As stated in the supporting affidavit, the State's sole purpose in seeking this information is so that the victims can be informed of the fact that they may have contracted the HIV virus. There has been no claim by the State that the information sought is needed to investigate or prosecute the defendant. Indeed he has already been indicted and with the exception of this motion and a pending defense motion to sever, both sides are ready for trial. In spite of the State's claim at oral argument of reliance on this section, there is no basis to grant relief under § 9(b)[1].

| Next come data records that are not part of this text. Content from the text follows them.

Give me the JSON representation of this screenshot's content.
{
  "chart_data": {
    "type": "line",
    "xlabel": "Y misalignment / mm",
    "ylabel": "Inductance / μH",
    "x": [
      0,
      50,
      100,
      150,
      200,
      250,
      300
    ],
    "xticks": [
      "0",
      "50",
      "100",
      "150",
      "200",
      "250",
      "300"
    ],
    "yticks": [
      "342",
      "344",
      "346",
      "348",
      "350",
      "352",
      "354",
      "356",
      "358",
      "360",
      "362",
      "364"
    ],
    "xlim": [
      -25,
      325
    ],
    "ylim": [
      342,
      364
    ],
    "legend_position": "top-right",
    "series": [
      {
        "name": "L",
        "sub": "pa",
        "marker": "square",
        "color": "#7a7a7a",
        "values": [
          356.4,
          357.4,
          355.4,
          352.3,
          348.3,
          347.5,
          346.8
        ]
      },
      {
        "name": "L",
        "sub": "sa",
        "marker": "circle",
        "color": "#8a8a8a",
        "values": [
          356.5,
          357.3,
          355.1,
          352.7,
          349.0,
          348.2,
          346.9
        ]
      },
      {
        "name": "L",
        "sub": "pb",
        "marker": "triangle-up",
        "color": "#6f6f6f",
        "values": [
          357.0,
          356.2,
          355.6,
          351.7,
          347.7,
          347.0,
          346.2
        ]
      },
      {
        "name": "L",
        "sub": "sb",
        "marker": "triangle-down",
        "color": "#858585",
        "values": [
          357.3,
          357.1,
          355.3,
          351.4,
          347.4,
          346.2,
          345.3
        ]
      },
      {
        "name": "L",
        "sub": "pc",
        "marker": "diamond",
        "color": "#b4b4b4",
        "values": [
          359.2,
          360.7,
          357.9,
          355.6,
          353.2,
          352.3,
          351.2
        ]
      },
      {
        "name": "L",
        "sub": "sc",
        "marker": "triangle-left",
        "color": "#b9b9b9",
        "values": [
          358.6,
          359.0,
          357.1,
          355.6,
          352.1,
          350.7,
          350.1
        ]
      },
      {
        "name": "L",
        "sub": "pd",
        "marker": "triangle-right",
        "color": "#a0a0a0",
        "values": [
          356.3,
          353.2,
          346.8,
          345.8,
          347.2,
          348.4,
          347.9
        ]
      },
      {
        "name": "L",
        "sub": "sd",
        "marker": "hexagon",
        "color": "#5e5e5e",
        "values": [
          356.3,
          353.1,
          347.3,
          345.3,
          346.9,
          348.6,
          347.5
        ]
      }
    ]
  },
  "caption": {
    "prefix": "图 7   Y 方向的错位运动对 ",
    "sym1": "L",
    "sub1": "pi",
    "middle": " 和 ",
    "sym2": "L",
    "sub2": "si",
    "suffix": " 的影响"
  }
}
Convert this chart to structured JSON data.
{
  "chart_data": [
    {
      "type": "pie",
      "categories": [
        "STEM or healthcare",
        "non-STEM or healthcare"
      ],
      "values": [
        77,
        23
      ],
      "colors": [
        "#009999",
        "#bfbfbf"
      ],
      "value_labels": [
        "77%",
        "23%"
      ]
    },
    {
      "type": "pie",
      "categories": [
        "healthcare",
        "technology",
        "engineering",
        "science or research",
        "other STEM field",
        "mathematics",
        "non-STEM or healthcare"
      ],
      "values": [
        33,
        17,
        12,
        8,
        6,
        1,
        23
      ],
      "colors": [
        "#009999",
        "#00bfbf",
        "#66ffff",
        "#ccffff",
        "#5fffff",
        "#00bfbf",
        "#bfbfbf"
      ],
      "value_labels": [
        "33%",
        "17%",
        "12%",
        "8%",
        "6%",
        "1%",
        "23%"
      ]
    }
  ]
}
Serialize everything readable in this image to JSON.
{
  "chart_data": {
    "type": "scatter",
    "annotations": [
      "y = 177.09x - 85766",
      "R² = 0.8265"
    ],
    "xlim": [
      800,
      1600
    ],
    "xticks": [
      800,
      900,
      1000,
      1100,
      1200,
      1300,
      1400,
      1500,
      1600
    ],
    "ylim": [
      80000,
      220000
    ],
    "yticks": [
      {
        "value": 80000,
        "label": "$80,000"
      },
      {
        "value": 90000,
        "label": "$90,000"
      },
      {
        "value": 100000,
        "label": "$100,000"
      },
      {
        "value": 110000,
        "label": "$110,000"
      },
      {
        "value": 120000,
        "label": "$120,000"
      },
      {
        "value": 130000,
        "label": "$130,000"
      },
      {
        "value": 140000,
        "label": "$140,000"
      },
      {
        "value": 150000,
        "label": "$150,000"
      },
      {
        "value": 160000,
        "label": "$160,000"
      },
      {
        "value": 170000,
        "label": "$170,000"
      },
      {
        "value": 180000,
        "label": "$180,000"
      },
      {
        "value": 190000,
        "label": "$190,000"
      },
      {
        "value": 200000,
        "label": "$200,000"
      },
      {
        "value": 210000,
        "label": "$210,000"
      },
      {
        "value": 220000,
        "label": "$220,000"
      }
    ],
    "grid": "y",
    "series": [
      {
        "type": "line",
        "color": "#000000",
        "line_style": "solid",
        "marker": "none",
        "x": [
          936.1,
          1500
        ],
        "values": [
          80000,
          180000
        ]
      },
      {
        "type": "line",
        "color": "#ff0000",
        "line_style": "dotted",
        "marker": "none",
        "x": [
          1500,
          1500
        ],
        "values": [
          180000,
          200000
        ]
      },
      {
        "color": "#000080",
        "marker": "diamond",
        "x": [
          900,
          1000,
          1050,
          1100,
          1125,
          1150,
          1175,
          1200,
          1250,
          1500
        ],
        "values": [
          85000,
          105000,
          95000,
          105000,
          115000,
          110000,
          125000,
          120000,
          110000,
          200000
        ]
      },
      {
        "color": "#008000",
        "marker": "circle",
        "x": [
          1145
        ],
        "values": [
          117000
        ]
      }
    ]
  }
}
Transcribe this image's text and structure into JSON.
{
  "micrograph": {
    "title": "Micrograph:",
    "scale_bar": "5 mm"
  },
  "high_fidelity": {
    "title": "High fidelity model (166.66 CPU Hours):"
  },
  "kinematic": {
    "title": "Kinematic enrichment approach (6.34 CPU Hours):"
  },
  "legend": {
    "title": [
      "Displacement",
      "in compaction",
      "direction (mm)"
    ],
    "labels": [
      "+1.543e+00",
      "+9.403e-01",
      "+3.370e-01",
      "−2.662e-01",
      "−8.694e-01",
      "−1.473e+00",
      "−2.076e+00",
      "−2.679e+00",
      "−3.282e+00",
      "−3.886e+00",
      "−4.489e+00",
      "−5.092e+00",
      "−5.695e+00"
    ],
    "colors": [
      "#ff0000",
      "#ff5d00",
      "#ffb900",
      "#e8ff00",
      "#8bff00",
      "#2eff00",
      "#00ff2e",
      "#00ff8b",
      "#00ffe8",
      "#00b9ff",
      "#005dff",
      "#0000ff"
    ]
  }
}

Second, N.J.S.A. 26:5C-9(a) provides that records ".... may be disclosed by an order of a court of competent jurisdiction which is granted pursuant to an application showing good cause therefor". The statute also outlines factors are to be considered at a good cause hearing:
.... the Court shall weigh the public interest and need for disclosure against the injury to the person who is the subject of the record, to the physician-patient relationship, and to the services offered by the program. N.J.S.A. 26:5C
There is a strong, even compelling general public interest in preventing the spreading of AIDS and in encouraging those infected to seek treatment. There is also a specific public interest in preserving the health of a rape victim and her sexual partners. Those two public interests are clearly in conflict here, because if confidentiality of AIDS records is not maintained, inmates may elect not to report their HIV status to correctional authorities.[2]Cf. In the Matter of Rules Adoption *352 Regarding Inmate-Therapist Confidentiality, 224 N.J. Super. 252, 540 A.2d 212 (App.Div. 1988). This reluctance to seek treatment and counselling can logically result in the disease being spread further either within an institution or beyond.[3]
The emotional appeal of a request to quell the fears of a rape victim is undeniable. Individual victims and the lay public will surely be frustrated by any analysis which balances the rights of a suspect against those of a victim.[4] But, by valuing the public interest in a small number of identifiable rape victims over the public interest in the larger anonymous population, the effect may very well be to do more harm to a greater number.
The need for disclosure must be evaluated: is it as compelling as the State indicates in its affidavit? The crimes here are alleged to have occurred on January 25, 1991 and January 27, 1991. In October of 1991, more than eight months later, a Hudson County probation officer gave the prosecutor's office the information which is the basis for this motion.